The following Slony-I operations are likely to impact performance:
When a slon daemon generates a SYNC event on each node it will need to add to the sl_event table.
The sl_event and sl_confirm tables need to be regularly vacuumed because Slony-I will often add and delete rows to these tables. The autovacuum feature of PostgreSQL included in 8.3 and above is the recommended way of handling vacuums. If autovacuum does is not working well it can be configured to not vacuum the sl_event and sl_confirm tables (See the PostgreSQL documentation information on how to disable autovacuum on a per table basis). If Slony-I detects that autovacuum has been disabled for any of the Slony-I tables then it will try to vacuum the table itself as part of cleanupThread processing.
Note: Older versions of Slony-I and older versions of PostgreSQL had different vacuuming concerns. If your using an older version of Slony-I (prior to 2.0) then you should refer to the documentation for your Slony-I version to learn about the vacuuming concerns that apply to you.
Slony-I will frequently switch between sl_log_1 and sl_log_2 as the table that the Slony-I triggers log data into. Once all of the transactions in one of these tables have been replicated Slony-I will TRUNCATE the table. The usage of TRUNCATE in this manner eliminates the need to vacuum sl_log_1 and sl_log_2.
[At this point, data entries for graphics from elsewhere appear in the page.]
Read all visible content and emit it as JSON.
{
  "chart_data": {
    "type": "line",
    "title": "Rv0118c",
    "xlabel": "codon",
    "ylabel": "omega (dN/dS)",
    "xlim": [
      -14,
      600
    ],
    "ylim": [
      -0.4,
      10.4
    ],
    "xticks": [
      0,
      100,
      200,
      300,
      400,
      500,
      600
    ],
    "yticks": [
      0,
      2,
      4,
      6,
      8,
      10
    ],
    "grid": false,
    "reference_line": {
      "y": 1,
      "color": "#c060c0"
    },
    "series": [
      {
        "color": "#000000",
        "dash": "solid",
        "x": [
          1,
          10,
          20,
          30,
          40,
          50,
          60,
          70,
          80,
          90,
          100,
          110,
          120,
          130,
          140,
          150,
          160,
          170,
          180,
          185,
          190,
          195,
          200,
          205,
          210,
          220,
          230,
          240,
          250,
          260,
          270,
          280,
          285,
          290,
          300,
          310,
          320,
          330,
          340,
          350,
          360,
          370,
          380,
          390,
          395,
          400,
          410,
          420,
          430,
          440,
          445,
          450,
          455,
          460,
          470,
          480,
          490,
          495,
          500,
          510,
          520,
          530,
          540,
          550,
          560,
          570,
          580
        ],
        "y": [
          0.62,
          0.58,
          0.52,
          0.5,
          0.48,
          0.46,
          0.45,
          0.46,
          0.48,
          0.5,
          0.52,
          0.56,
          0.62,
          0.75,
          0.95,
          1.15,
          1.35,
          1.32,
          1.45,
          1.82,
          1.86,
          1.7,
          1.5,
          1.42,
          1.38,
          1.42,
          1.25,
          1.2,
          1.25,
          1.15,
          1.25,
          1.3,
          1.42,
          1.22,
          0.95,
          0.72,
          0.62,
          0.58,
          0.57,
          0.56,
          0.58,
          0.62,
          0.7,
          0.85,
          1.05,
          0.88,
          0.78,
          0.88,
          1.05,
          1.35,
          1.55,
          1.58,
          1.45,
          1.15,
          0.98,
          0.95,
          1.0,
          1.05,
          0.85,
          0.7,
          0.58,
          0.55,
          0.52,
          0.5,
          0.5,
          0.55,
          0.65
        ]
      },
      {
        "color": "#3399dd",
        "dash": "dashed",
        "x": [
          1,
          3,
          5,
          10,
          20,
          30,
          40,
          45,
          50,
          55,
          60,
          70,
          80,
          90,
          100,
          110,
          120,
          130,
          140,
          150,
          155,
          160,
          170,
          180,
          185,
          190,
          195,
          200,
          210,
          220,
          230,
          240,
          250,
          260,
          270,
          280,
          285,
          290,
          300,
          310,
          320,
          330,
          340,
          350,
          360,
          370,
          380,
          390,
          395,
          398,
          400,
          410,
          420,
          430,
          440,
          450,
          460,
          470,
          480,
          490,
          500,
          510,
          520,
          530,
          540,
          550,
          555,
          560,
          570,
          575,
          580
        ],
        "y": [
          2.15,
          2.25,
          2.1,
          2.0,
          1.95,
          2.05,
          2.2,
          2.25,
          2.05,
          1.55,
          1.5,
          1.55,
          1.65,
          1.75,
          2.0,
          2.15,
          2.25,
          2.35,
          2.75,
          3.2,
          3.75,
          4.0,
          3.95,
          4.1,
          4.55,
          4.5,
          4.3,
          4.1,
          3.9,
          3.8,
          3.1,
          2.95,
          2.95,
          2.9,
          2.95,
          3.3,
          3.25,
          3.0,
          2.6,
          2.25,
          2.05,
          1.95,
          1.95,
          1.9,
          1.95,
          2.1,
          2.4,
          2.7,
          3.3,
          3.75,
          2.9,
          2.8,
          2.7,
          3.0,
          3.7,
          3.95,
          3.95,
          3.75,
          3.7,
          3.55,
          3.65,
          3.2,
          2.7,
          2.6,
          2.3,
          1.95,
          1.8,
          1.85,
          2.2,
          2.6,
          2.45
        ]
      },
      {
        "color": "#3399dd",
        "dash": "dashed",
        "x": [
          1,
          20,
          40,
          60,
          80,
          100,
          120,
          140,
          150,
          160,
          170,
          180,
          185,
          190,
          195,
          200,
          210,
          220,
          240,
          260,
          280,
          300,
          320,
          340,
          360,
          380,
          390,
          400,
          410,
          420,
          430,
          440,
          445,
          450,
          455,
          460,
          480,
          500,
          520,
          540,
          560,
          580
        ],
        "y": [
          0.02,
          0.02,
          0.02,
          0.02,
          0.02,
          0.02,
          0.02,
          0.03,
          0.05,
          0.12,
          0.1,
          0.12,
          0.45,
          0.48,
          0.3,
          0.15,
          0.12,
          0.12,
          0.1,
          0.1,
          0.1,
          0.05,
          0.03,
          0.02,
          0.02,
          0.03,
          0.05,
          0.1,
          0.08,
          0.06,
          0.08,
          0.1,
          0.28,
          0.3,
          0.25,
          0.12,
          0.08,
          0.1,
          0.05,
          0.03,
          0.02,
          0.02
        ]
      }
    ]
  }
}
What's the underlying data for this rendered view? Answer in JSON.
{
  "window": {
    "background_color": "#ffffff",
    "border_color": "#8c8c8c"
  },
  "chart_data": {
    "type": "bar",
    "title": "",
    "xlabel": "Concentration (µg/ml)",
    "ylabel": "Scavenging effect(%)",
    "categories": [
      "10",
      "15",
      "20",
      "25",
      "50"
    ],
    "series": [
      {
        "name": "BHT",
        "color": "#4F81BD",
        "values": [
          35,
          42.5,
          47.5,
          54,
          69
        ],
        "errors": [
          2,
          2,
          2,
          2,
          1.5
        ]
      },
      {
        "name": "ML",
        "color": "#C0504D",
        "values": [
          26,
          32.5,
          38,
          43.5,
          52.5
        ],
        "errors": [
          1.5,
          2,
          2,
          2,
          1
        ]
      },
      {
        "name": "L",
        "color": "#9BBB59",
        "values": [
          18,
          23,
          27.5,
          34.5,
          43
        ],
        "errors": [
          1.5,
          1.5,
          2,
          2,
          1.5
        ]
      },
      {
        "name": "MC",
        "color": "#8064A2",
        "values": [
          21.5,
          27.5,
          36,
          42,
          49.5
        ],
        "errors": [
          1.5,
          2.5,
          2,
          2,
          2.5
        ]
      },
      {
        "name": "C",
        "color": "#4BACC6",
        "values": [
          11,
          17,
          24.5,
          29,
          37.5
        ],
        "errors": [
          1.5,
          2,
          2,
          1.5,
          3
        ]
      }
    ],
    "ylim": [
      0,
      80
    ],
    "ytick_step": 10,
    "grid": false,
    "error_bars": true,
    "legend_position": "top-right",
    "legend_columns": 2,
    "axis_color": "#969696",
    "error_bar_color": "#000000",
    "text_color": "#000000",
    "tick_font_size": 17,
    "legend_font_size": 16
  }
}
Long running transactions can impact the performance of Slony-I because they prevent Log Switching from occurring. As long as your oldest transaction is open it will sl_log_1 or sl_log_2 from being truncated. This means that the other sl_log table will continue to grow in size. Long running transactions can also stop sl_event and sl_confirm from being vacuumed. The table bloat that occurs due to a long running transaction will mean that queries to these tables will take longer. This can lead to replication falling behind. If replication is behind then the data in these tables has remain until that data is replicated. The increased size of the Slony-I tables can cause replication to fall even further behind.